Liputan6.com, Jakarta - Lembaga pendidikan dapat membantu menghilangkan prasangka dan membangun kemajuan bangsa serta mendorong masyarakat untuk hidup berdampingan secara damai. Demikian diungkapkan oleh Mantan Menteri Luar Negeri RI sekaligus Senior Fellow Institut Leimena Alwi Shihab.
"Jadi pendidikan bukan sekadar tentang pengawasan, namun juga mendorong pikiran terbuka dan agar individu bisa berkontribusi secara positif," ungkap Alwi Shihab dalam "International Conference on Cross-Cultural Religious Literacy" yang diselenggarakan oleh Kementerian Luar Negeri RI (Kemlu RI) dan Institut Leimena di Jakarta, Rabu (10/7/2024).
Advertisement
Sebelumnya, ia mengatakan bahwa nilai penghormatan antara agama perlu disisipkan dalam kurikulum, terutama pesantren, untuk menghindari fanatisme, radikalisme dan intoleransi beragama.
"Tanpa pendidikan, sulit untuk kita menembus pemikiran orang-orang yang terindikasi atau terpengaruh oleh pandangan radikal, dimana semua itu didasarkan kepada tokoh agama yang keras," sebut dia.
Konferensi tersebut, kata Alwi, turut mendorong kerja sama antara guru sekolah untuk melibatkan kombinasi antara pengetahuan dan keterampilan.
Sebagai tindak lanjut, Literasi Keagamaan Lintas Budaya di Indonesia yang telah melatih lebih dari 8.500 guru dalam waktu sekitar 2,5 tahun, dan melibatkan sedikitnya 30 lembaga pendidikan dan keagamaan.
Dorong Nilai Toleransi Beragama
Konferensi Internasional Literasi Keagamaan Lintas Budaya (LKLB) atau International Conference on Cross-Cultural Religious Literacy dihadiri oleh lebih dari 160 peserta dari dalam dan luar negeri.
Pada sesi pembukaan hadir pula perwakilan dari 22 negara asing di Jakarta, termasuk sejumlah duta besar yaitu Duta Besar Austria, Duta Besar Yordania, Duta Besar Romania, Duta Besar Spanyol, dan Duta Besar Uni Emirat Arab, dan Duta Besar Vatikan, serta perwakilan dari Kedutaan Besar (Kedubes) antara lain Kedubes Amerika Serikat, Kedubes Inggris, Kedubes Belanda, Kedubes Malaysia, Kedubes Laos, dan Kedubes Filipina.

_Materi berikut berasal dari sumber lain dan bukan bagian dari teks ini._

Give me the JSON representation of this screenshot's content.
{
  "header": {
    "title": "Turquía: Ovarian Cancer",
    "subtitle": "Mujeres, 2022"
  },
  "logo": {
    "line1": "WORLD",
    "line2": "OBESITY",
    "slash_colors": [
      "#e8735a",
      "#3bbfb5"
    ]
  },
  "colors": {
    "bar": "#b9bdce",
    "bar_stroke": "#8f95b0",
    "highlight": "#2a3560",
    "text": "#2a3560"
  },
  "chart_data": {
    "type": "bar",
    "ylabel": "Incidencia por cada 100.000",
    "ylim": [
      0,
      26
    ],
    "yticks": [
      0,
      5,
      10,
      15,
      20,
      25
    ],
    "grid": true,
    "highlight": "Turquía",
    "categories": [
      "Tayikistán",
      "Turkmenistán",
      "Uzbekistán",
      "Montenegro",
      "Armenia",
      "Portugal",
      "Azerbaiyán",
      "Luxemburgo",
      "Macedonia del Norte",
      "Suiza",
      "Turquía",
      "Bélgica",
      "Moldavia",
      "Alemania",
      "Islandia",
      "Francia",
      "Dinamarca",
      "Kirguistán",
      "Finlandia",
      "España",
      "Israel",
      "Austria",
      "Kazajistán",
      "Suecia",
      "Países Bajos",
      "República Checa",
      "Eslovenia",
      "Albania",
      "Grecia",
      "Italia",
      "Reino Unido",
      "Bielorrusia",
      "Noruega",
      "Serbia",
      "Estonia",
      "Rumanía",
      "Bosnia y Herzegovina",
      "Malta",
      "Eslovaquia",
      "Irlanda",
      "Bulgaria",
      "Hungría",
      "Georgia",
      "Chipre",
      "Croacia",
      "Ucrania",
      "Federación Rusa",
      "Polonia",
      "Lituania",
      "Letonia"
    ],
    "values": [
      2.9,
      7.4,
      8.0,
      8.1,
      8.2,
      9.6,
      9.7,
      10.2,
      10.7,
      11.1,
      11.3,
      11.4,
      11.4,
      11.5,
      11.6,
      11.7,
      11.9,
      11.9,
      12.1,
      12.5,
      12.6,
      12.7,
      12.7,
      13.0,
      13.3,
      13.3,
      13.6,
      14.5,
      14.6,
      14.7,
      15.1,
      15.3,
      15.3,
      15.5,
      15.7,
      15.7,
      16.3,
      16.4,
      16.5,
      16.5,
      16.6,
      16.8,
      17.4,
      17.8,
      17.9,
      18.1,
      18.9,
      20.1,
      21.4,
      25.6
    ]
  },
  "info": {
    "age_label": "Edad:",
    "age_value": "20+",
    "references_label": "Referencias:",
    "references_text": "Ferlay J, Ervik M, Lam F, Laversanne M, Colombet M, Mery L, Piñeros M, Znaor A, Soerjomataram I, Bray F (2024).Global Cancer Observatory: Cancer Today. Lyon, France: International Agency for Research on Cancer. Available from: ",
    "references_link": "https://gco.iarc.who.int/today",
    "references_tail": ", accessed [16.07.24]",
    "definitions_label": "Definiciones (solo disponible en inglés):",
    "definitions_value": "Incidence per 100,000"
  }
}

Dikutip dari pernyataan resmi, konferensi tersebut mengangkat "Multi-faith Collaborations in an Inclusive Society", yaitu berfokus kepada pemahaman adanya kebutuhan yang semakin besar akan kolaborasi multiagama dimana orang-orang dari berbagai agama dan kepercayaan bisa saling belajar dan bekerja sama, dengan tetap mengakui dan menghormati perbedaan agama dan kepercayaan mereka, dalam mengatasi masalah-masalah yang menjadi perhatian bersama.

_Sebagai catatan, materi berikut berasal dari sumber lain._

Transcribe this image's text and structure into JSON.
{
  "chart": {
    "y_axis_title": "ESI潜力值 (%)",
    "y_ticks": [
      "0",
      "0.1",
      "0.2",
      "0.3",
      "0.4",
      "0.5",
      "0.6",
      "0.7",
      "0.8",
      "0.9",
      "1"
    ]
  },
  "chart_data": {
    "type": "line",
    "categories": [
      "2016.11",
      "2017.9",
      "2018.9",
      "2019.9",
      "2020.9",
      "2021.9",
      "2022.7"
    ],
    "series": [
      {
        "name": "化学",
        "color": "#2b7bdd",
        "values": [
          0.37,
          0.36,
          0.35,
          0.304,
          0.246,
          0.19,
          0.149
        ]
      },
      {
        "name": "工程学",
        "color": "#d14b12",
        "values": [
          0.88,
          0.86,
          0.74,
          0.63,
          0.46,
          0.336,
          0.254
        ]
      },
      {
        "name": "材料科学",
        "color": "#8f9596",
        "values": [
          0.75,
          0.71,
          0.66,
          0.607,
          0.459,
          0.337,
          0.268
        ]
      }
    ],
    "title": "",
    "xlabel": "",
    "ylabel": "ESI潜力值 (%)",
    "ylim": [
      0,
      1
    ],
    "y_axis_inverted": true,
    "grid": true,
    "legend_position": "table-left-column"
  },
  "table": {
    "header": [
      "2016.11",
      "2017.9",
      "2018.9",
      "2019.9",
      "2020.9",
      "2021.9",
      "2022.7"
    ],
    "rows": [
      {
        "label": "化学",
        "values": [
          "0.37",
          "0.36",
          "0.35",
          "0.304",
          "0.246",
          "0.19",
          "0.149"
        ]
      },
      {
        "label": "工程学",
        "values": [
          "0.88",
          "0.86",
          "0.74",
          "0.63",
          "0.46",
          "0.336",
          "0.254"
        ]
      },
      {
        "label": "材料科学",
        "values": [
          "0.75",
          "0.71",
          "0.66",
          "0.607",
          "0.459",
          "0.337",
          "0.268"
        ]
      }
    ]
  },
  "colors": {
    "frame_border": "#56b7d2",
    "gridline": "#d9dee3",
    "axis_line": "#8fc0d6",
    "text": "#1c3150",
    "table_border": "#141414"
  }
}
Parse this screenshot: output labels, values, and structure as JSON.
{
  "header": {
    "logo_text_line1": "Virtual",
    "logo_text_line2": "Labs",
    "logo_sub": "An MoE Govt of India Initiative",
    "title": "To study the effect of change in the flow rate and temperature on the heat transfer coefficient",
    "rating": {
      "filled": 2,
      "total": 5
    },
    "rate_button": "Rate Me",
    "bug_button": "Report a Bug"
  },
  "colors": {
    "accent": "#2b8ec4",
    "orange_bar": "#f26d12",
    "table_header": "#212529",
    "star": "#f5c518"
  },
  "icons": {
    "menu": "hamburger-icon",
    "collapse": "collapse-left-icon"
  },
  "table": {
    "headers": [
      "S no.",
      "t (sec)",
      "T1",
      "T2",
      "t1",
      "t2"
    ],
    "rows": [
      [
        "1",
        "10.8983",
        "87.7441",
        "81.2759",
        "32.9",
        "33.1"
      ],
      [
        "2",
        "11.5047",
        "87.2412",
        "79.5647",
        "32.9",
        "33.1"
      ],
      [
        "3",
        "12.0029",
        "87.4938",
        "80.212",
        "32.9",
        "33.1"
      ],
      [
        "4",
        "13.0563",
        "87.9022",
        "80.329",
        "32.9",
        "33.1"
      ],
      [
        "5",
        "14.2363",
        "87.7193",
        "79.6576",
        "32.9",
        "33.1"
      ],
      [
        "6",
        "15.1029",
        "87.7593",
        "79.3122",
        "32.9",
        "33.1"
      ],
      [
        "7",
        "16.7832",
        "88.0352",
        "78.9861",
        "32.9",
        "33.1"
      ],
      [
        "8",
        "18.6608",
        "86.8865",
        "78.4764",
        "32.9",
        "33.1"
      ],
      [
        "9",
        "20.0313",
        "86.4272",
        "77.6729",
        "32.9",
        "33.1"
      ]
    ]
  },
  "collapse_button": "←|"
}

Konferensi Internasional LKLB diharapkan bisa memperkokoh modalitas Indonesia akan nilai-nilai toleransi, moderasi beragama, dan penghargaan terhadap kemajemukan.
Konferensi ini akan mengangkat berbagai topik untuk penguatan kolaborasi multiagama, termasuk dari sisi pendidikan, penghormatan terhadap hak asasi manusia, dan mempromosikan nilai-nilai LKLB dalam komunitas negara-negara ASEAN.
Advertisement
Menlu Retno Buka Konferensi
Konferensi tersebut turut dibuka oleh Menteri Luar Negeri RI Retno Marsudi yang menekankan soal pentingnya nilai toleransi keberagaman di tengah situasi dan konflik global saat ini.
Terlebih, sejumlah konflik di dunia, misalnya yang terjadi antara Israel dan Hamas, kerap disalahartikan sebagai konflik agama.
"Konflik-konflik ini pada hakikatnya tidak bersifat keagamaan, namun unsur keagamaan seringkali menghadirkan ketegangan yang meningkat," kata Menlu Retno.